Nigerias Präsident Bola Tinubu weist Vorwürfe dieser Art zurück. Sein Land bemühe sich, die Religions- und Glaubensfreiheit aller Menschen in Nigeria zu schützen. "Nigeria lehnt religiöse Verfolgung ab und fördert sie nicht", schreibt Tinubu auf X. Der Präsident zeigte sich offen dafür, mit der amerikanischen Regierung und der internationalen Gemeinschaft zusammenzuarbeiten, um die Sicherheitslage in Nigeria zu verbessern.

Grundsätzlich stehen die Nigerianer der aktuellen US-Regierung ohnehin aufgeschlossen gegenüber. Die Bürger des westafrikanischen Landes "gehören zu den Trump-freundlichsten Menschen der Welt", schreibt der "Economist". Fast 80 Prozent der Nigerianer haben großes Vertrauen in den amtierenden US-Präsidenten, hat Anfang des Jahres eine Umfrage des Pew Research Centers ergeben. Das Meinungsforschungsinstitut hat Menschen in 24 Ländern befragt - nirgendwo war das Vertrauen in Trump größer als in Nigeria. Zum Vergleich: Insgesamt vertrauen Trump laut der Umfrage nur 34 Prozent der Befragten in den 24 Ländern, in Deutschland sogar nur 18 Prozent.
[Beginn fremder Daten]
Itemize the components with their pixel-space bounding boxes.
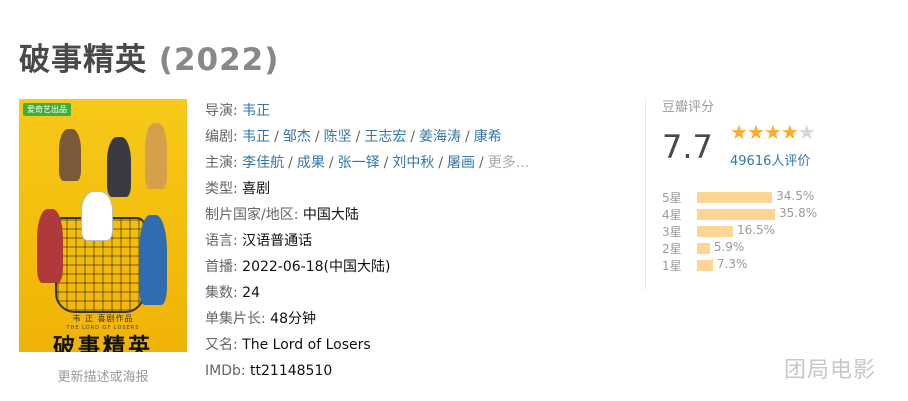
rating-panel: 豆瓣评分 7.7 ★★★★★ 49616人评价 5星 34.5% 4星 35.8% 3星…: [662, 96, 862, 273]
episodes-row: 集数: 24: [205, 285, 260, 301]
poster-image[interactable]: 爱奇艺出品 韦 正 喜剧作品 THE LORD OF LOSERS 破事精英: [19, 99, 187, 352]
title-name: 破事精英: [19, 42, 147, 78]
rating-percent: 35.8%: [779, 206, 818, 220]
poster-figure: [145, 123, 167, 189]
aka-label: 又名: [205, 337, 233, 353]
director-link[interactable]: 韦正: [242, 103, 270, 119]
rating-votes-link[interactable]: 49616人评价: [730, 150, 810, 169]
writer-link[interactable]: 邹杰: [283, 129, 311, 145]
poster-credit: 韦 正 喜剧作品: [72, 314, 134, 323]
cast-row: 主演: 李佳航 / 成果 / 张一铎 / 刘中秋 / 屠画 / 更多...: [205, 155, 530, 171]
cast-label: 主演: [205, 155, 233, 171]
episodes-label: 集数: [205, 285, 233, 301]
rating-percent: 5.9%: [713, 240, 745, 254]
poster-figure: [107, 137, 131, 197]
region-value: 中国大陆: [302, 207, 359, 223]
release-value: 2022-06-18(中国大陆): [242, 259, 391, 275]
rating-bar: [697, 260, 713, 271]
cast-link[interactable]: 李佳航: [242, 155, 284, 171]
genre-value: 喜剧: [242, 181, 271, 197]
star-filled-icon: ★: [763, 120, 782, 144]
poster-paper-pile: [81, 191, 113, 241]
rating-score: 7.7: [662, 128, 713, 166]
rating-star-label: 2星: [662, 242, 682, 256]
cast-more-link[interactable]: 更多...: [488, 155, 529, 171]
director-label: 导演: [205, 103, 233, 119]
writer-link[interactable]: 韦正: [242, 129, 270, 145]
imdb-value: tt21148510: [250, 363, 333, 379]
watermark: 团局电影: [784, 358, 877, 383]
runtime-label: 单集片长: [205, 311, 261, 327]
page-title: 破事精英 (2022): [19, 34, 279, 79]
episodes-value: 24: [242, 285, 260, 301]
cast-link[interactable]: 张一铎: [338, 155, 380, 171]
update-poster-link[interactable]: 更新描述或海报: [19, 366, 187, 385]
imdb-label: IMDb: [205, 363, 241, 379]
poster-figure: [37, 209, 63, 283]
writer-link[interactable]: 康希: [474, 129, 502, 145]
release-row: 首播: 2022-06-18(中国大陆): [205, 259, 391, 275]
cast-link[interactable]: 刘中秋: [392, 155, 434, 171]
star-filled-icon: ★: [730, 120, 748, 144]
star-filled-icon: ★: [746, 120, 765, 144]
region-label: 制片国家/地区: [205, 207, 294, 223]
rating-bar: [697, 192, 773, 203]
rating-bar: [697, 243, 710, 254]
cast-link[interactable]: 成果: [297, 155, 325, 171]
cast-link[interactable]: 屠画: [447, 155, 475, 171]
rating-percent: 34.5%: [776, 189, 815, 203]
imdb-row: IMDb: tt21148510: [205, 363, 333, 379]
rating-percent: 16.5%: [736, 223, 776, 237]
section-divider: [645, 98, 646, 290]
writer-link[interactable]: 王志宏: [364, 129, 406, 145]
title-year: (2022): [158, 42, 280, 78]
rating-star-label: 1星: [662, 259, 682, 273]
writers-row: 编剧: 韦正 / 邹杰 / 陈坚 / 王志宏 / 姜海涛 / 康希: [205, 129, 502, 145]
rating-bar: [697, 209, 775, 220]
aka-row: 又名: The Lord of Losers: [205, 337, 371, 353]
genre-label: 类型: [205, 181, 233, 197]
rating-star-label: 3星: [662, 225, 682, 239]
language-label: 语言: [205, 233, 233, 249]
director-row: 导演: 韦正: [205, 103, 271, 119]
rating-bar: [697, 226, 733, 237]
rating-star-label: 5星: [662, 191, 682, 205]
rating-stars: ★★★★★: [730, 120, 816, 144]
language-value: 汉语普通话: [242, 233, 313, 249]
poster-figure: [59, 129, 81, 181]
writer-link[interactable]: 陈坚: [324, 129, 352, 145]
language-row: 语言: 汉语普通话: [205, 233, 313, 249]
poster-badge: 爱奇艺出品: [23, 103, 71, 116]
rating-percent: 7.3%: [716, 257, 748, 271]
rating-label: 豆瓣评分: [662, 100, 715, 115]
rating-star-label: 4星: [662, 208, 682, 222]
star-empty-icon: ★: [797, 120, 816, 144]
region-row: 制片国家/地区: 中国大陆: [205, 207, 359, 223]
star-filled-icon: ★: [780, 120, 799, 144]
movie-info: 导演: 韦正 编剧: 韦正 / 邹杰 / 陈坚 / 王志宏 / 姜海涛 / 康希 主演: 李佳航 / 成…: [205, 98, 615, 384]
release-label: 首播: [205, 259, 233, 275]
poster-figure: [139, 215, 167, 305]
genre-row: 类型: 喜剧: [205, 181, 271, 197]
poster-logo: 破事精英: [52, 334, 153, 352]
writers-label: 编剧: [205, 129, 233, 145]
runtime-value: 48分钟: [270, 311, 316, 327]
writer-link[interactable]: 姜海涛: [419, 129, 461, 145]
aka-value: The Lord of Losers: [242, 337, 371, 353]
runtime-row: 单集片长: 48分钟: [205, 311, 316, 327]
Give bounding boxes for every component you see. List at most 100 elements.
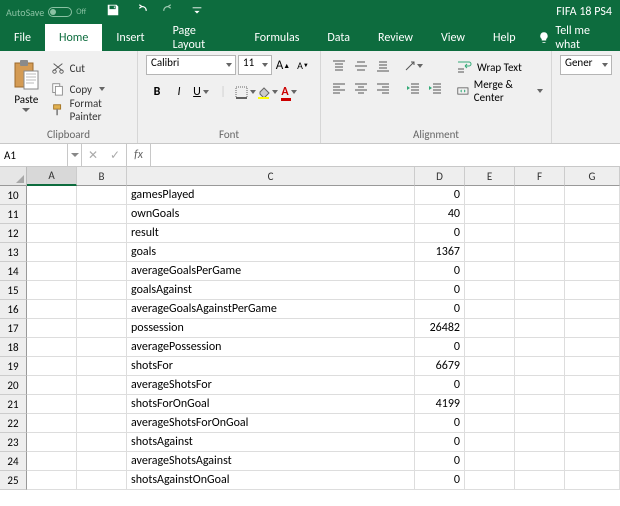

Ob Trump die Umfrage kennt? Fraglich. Ob der US-Präsident Nigeria dann auch als "Land von besonderer Besorgnis" eingestuft hätte? Das ist eine offizielle Klassifikation für Länder, um den Weg für amerikanische Sanktionen zu ebnen. Senator Ted Cruz aus Texas hat vorige Woche im Weißen Haus Trump einen Gesetzentwurf präsentiert. Dieser sieht Sanktionen gegen nigerianische Politiker vor, die angeblich Massaker an Christen begünstigen.

"Nigeria braucht Hilfe, keine Besatzungsmacht"

US-Militärexperte Cedric Leighton sagt bei CNN, die nigerianische Regierung versuche bereits, die Lage im Land zu stabilisieren, aber sie habe nicht die nötigen Ressourcen. "Nigeria arbeitet unter den gegebenen Umständen sehr hart daran, Boko Haram zu bekämpfen. Sie sind noch nicht am Ziel, es gibt definitiv einige Probleme." Nigeria sei auf Hilfe fremder Staaten angewiesen, aber eine "Besatzungsmacht, die einmarschiert", könne Nigeria nicht gebrauchen.

Es sieht derzeit so aus, als würde Trump mit seinen Drohungen versuchen, die nigerianische Regierung aufzurütteln. Präsident Tinubu werde damit enorm unter Druck gesetzt, heißt es im "Economist". Nigeria müsse Trump nun "beweisen, wirklich etwas gegen den Terror zu tun". Ansonsten könnte der US-Präsident seine Drohungen realisieren - und das Militär nach Nigeria schicken.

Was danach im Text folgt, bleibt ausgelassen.